GENEVA: The United States said on Thursday it would resume its funding for the UN's health agency as President Joe Biden shifts towards greater international cooperation in the fight against Covid-19, while also launching a $1.9 trillion plan to tackle the pandemic at home.
On his first day in the job, Biden confirmed he had reversed the decision of former president Donald Trump to quit the World Health Organization (WHO).
"Under trying circumstances, this organisation has rallied the scientific and research and development community to accelerate vaccines, therapies and diagnostics," top US scientist Anthony Fauci told a WHO meeting via video-link, confirming that the US would continue to pay its dues to the organisation.
Biden was a fierce critic of Trump's approach to tackling the virus in the US, which with more than 400,000 people dead is the world's worst-hit nation.

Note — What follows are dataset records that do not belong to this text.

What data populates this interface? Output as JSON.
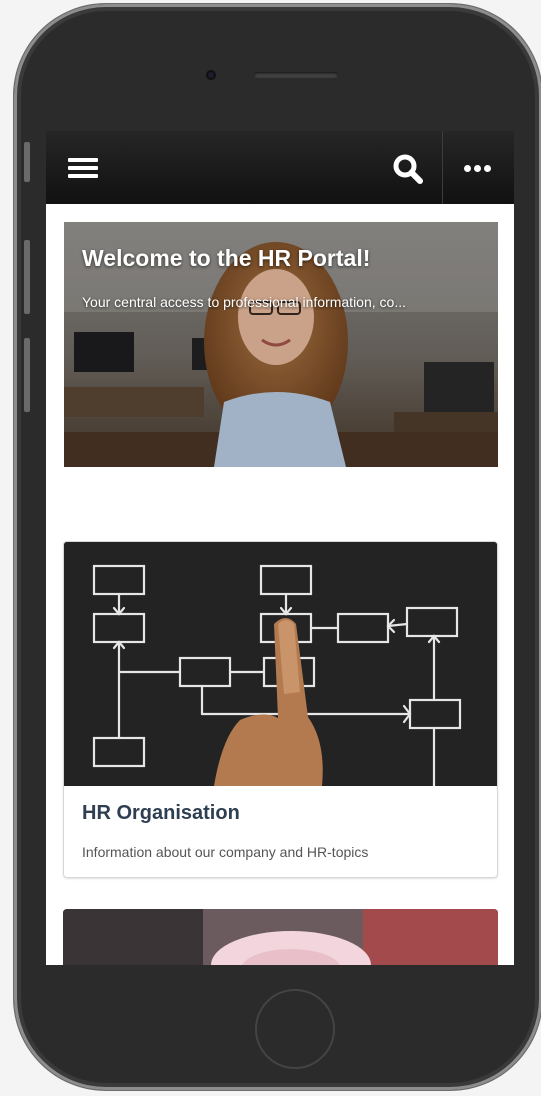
{
  "topbar": {
    "menu_icon": "hamburger-menu-icon",
    "search_icon": "search-icon",
    "more_icon": "more-horizontal-icon"
  },
  "hero": {
    "title": "Welcome to the HR Portal!",
    "subtitle": "Your central access to professional information, co..."
  },
  "cards": [
    {
      "title": "HR Organisation",
      "description": "Information about our company and HR-topics",
      "image": "flowchart-chalkboard-image"
    },
    {
      "image": "piggy-bank-image"
    }
  ]
}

The new president is seeking to vaccinate 100 million people in the next 100 days, increase the use of masks and testing, expand the public health workforce and offer more emergency relief to those struggling with the restrictions.
"For almost a year now, Americans could not look to the federal government for any strategy," said Jeff Zients, coordinator of the new Covid-19 task force. "As president Biden steps into office today, that all changes."
Virus cases are approaching 100 million globally, with more than two million deaths and many millions -- from Beijing to Berlin -- still living under lockdowns, curfews or other restrictions.
Europe has been particularly hard hit, though the Russian capital Moscow announced on Thursday it was lifting many of its harshest restrictions as Mayor Sergei Sobyanin expressed "cautious optimism" over the current figures.
More contagious coronavirus variants have travelled quickly around the globe, tempering optimism that mass vaccination campaigns would bring a swift end to the worst phase of the pandemic. And the WHO has repeatedly warned that richer countries are hogging the vaccine, a point underscored by data from Africa suggesting the second wave is proving far more deadly than the first.